The initial idea for the release model was inspired by what Good Records Recordings is doing. It's definitely hard these days with families and real jobs to gather the entire Air Review camp into one room for six weeks to record a full-length album. We were at a very different point in life when we recorded Landmarks. So it just made sense go about it this way. But, yes, also the current state of the record industry is such that people want content at the tip of their fingers at all times. They want to see you in your PJs writing the songs on YouTube and they want to know what kind of deodorant you use -- it's almost expected now. So we loved the idea of keeping people intrigued and interested for an entire five- or six-month period with not just insipid content, but actual recordings.
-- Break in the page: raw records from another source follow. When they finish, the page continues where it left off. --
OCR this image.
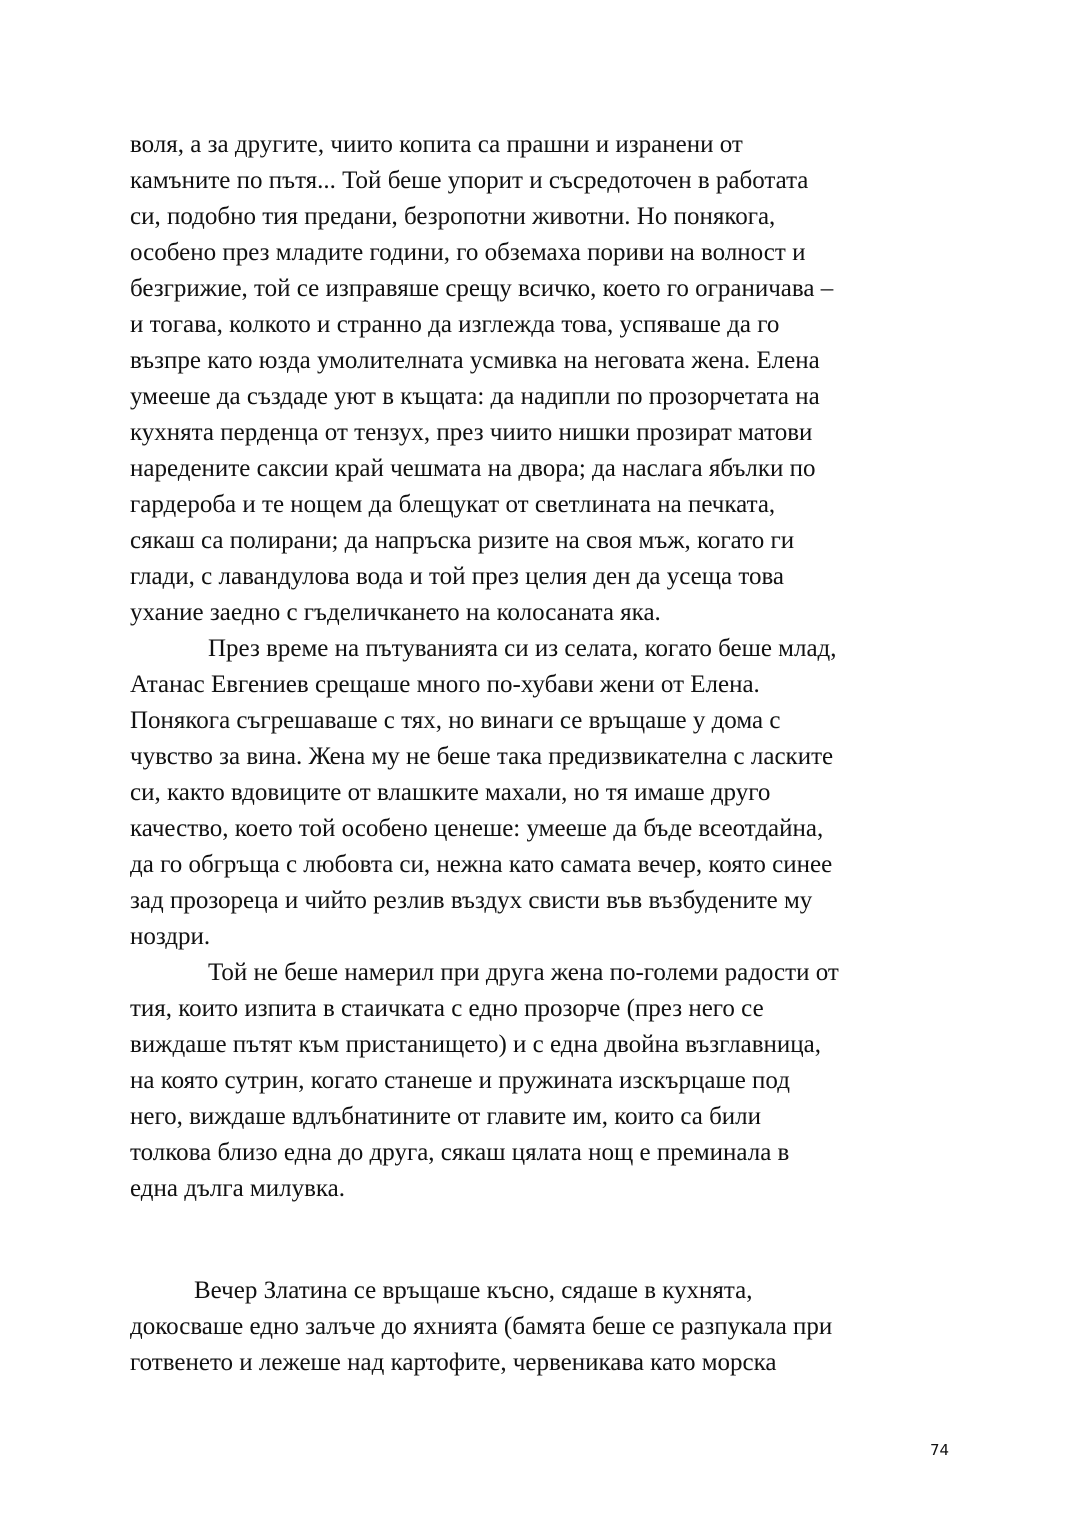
воля, а за другите, чиито копита са прашни и изранени от
камъните по пътя... Той беше упорит и съсредоточен в работата
си, подобно тия предани, безропотни животни. Но понякога,
особено през младите години, го обземаха пориви на волност и
безгрижие, той се изправяше срещу всичко, което го ограничава –
и тогава, колкото и странно да изглежда това, успяваше да го
възпре като юзда умолителната усмивка на неговата жена. Елена
умееше да създаде уют в къщата: да надипли по прозорчетата на
кухнята перденца от тензух, през чиито нишки прозират матови
наредените саксии край чешмата на двора; да наслага ябълки по
гардероба и те нощем да блещукат от светлината на печката,
сякаш са полирани; да напръска ризите на своя мъж, когато ги
глади, с лавандулова вода и той през целия ден да усеща това
ухание заедно с гъделичкането на колосаната яка.
През време на пътуванията си из селата, когато беше млад,
Атанас Евгениев срещаше много по-хубави жени от Елена.
Понякога съгрешаваше с тях, но винаги се връщаше у дома с
чувство за вина. Жена му не беше така предизвикателна с ласките
си, както вдовиците от влашките махали, но тя имаше друго
качество, което той особено ценеше: умееше да бъде всеотдайна,
да го обгръща с любовта си, нежна като самата вечер, която синее
зад прозореца и чийто резлив въздух свисти във възбудените му
ноздри.
Той не беше намерил при друга жена по-големи радости от
тия, които изпита в стаичката с едно прозорче (през него се
виждаше пътят към пристанището) и с една двойна възглавница,
на която сутрин, когато станеше и пружината изскърцаше под
него, виждаше вдлъбнатините от главите им, които са били
толкова близо една до друга, сякаш цялата нощ е преминала в
една дълга милувка.
Вечер Златина се връщаше късно, сядаше в кухнята,
докосваше едно залъче до яхнията (бамята беше се разпукала при
готвенето и лежеше над картофите, червеникава като морска
74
When will the EP be completed and sold as a hard copy? How many songs?
We're still working out the details, but we're hoping to release the entire EP by the fall with perhaps a bonus track or two along with complete artwork. Probably around five or six songs.
Any upcoming performances?
We're in Austin and Helotes with Blue October at the end of April. But not performing locally for a few more months while we dig into the EP. Unless we get an offer we can't refuse.
Overall plans moving forward from this point?
We still believe in Landmarks -- we're still pushing and performing those songs and hope to break nationally at some level sometime soon. But we also want to show our fans and our hometown that we're progressing and not just waiting around and riding the wave of one album that we wrote three years ago. We'll continue to write and perhaps we'll jump right into recording another EP.